We had been talking about how you wouldn't really need to ship materials from other worlds, but one thing that the article mentioned (briefly), which is something that I hadn't considered, is the purity of compounds we might find. Apparently the moon has deposits of hydrogen-free silicon, which could be used to make glass and other materials "far superior to anything achievable on Earth", due to its lack of hydrogen impurities. So maybe there would be trade in materials between worlds, materials that are of higher purity than what is found in Sol.
Reply #273 Top
Do you read Popular Mechanics?


can't say i do, but that article sounds great. maybe it'll be available on campus.

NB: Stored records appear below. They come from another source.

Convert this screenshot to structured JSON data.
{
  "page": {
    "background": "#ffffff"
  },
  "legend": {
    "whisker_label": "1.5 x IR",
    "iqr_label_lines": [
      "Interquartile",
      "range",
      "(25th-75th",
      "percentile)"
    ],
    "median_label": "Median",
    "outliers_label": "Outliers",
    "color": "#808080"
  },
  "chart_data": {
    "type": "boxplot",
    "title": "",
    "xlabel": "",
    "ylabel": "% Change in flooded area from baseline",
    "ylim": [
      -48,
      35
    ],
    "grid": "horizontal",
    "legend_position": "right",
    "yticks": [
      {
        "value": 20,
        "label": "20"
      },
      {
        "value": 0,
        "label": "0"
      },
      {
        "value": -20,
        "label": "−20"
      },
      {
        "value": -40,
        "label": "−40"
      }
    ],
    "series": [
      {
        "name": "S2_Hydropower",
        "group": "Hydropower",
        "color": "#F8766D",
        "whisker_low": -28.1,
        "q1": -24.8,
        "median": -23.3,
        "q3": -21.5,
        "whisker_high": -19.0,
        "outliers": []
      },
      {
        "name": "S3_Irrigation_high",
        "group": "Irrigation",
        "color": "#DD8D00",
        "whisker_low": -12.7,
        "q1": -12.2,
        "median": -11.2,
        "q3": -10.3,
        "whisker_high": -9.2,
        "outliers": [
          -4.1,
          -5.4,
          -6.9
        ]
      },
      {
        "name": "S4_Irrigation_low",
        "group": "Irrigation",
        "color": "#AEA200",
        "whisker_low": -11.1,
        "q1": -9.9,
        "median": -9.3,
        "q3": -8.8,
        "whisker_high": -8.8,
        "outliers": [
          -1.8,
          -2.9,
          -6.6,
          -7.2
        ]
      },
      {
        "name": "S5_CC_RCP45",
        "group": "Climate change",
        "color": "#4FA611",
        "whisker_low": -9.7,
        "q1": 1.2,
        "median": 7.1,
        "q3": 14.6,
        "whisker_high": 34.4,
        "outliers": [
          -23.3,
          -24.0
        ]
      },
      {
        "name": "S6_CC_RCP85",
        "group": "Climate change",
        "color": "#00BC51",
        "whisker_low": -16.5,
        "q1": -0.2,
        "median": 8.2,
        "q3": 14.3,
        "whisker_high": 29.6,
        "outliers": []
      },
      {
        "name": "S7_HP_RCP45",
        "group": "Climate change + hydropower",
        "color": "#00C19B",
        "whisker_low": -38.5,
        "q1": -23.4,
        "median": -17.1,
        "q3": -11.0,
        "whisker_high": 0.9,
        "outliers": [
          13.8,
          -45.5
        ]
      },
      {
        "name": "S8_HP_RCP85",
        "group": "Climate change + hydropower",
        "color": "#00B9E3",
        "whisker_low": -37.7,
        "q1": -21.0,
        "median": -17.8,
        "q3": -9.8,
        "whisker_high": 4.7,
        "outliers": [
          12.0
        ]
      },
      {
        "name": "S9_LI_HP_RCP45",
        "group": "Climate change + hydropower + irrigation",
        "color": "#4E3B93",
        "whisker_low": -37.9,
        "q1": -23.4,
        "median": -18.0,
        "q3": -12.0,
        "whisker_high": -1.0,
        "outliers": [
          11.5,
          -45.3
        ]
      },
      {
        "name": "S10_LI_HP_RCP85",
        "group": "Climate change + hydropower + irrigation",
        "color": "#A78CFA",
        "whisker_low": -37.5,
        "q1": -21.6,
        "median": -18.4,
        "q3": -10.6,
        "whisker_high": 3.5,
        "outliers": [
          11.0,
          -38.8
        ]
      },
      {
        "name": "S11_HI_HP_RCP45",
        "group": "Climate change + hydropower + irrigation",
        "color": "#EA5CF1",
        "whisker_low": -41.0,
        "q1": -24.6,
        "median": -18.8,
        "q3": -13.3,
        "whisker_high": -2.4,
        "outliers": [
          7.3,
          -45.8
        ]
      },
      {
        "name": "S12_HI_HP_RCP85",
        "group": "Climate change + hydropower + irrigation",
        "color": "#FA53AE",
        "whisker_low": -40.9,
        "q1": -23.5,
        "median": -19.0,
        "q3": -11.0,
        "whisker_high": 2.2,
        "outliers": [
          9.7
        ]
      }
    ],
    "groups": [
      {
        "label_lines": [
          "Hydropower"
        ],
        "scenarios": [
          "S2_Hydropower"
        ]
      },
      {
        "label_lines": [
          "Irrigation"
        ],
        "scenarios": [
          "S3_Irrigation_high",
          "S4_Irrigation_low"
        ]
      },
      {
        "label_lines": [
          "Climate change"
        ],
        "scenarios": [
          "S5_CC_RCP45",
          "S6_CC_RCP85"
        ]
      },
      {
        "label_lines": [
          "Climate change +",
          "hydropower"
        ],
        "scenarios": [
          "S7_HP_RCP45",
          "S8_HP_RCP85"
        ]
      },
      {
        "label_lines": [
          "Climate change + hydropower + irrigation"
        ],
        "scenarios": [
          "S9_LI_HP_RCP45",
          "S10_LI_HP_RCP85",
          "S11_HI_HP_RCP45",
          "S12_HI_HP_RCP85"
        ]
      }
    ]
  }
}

the purity of compounds we might find


i hadn't considered that either, and it's very worth considering indeed. but i still think, bottom line, if the universe can do it, so can we. it's just a question of efficiency.

if the moon's silicon were more efficiently mined than pure atomic silicon produced by fusion, we'd mine the heck out of it. until it was gone or too hard to get.

i could imagine, though, that sufficiently advanced fusion technology would allow us to create virtually 100% pure elements. i can't remember who pointed it out, but solar fusion has a lot of irregularities. i think if we made it a goal, we could create very stable fusion.

but here's another point to consider along these same lines. while fusion technology might result in the ability to create any element we wanted, quantity might also be a factor to consider. such an apparatus that'd allow us to create 100% pure silicon probably wouldn't be cheap, and it'd only be able to produce so much at a time. if something were needed in great enough quantity relatively quickly, mining would be a better option -- at least mining it from the same solar system in which it'll be used... having to ship it across stars would invalidate the timing issue at least potentially, and it might also invalidate the efficiency issue.

on an unrelated note, i've only ever read the original Ender's Game. a friend of mine told me i should read the series after hearing about this writing projects, that there were some interesting parallels between my interests and what the series did.
Reply #274 Top
here is an idea for your book.


you should be able to get two books out of it.


no one has done a story from both points of view.


an example the federation, and the Klingons. yes they have some point of view on next gen. and deep space 5. but i mean an entire story from both points of view.
Reply #275 Top
but i mean an entire story from both points of view.


ever read The Rules of Attraction? it's written (quite well) from at least half a dozen points of view.

i'd thought about something similar: what'd happen on one world after it learned about events or lifestyles on another world (in a different star system) that its inhabitants considered deplorable.

i've also been pretty ambivalent about finding aliens. maybe alien life, but not intelligent alien life, at the very least not for a long while. and from my point of view as a writer, there's more than enough oddity in humans alone.

it also sounds like you're describing telling a story from different points of ideology rather than points of view. in my mind, a PoV belongs to an individual. though on the other hand, an individual is still a part of a culture, which means s/he laden with internalized ideologies.

this is actually one of my areas of interest as a writer: creative ethnography (it was a natural transition for me after doing social scientific enthography). it's basically writing in a way that draws the reader's attention to a person's culture more than his or her personal characteristics. it's not that you refuse to look at a person's individuality, it just takes second stage.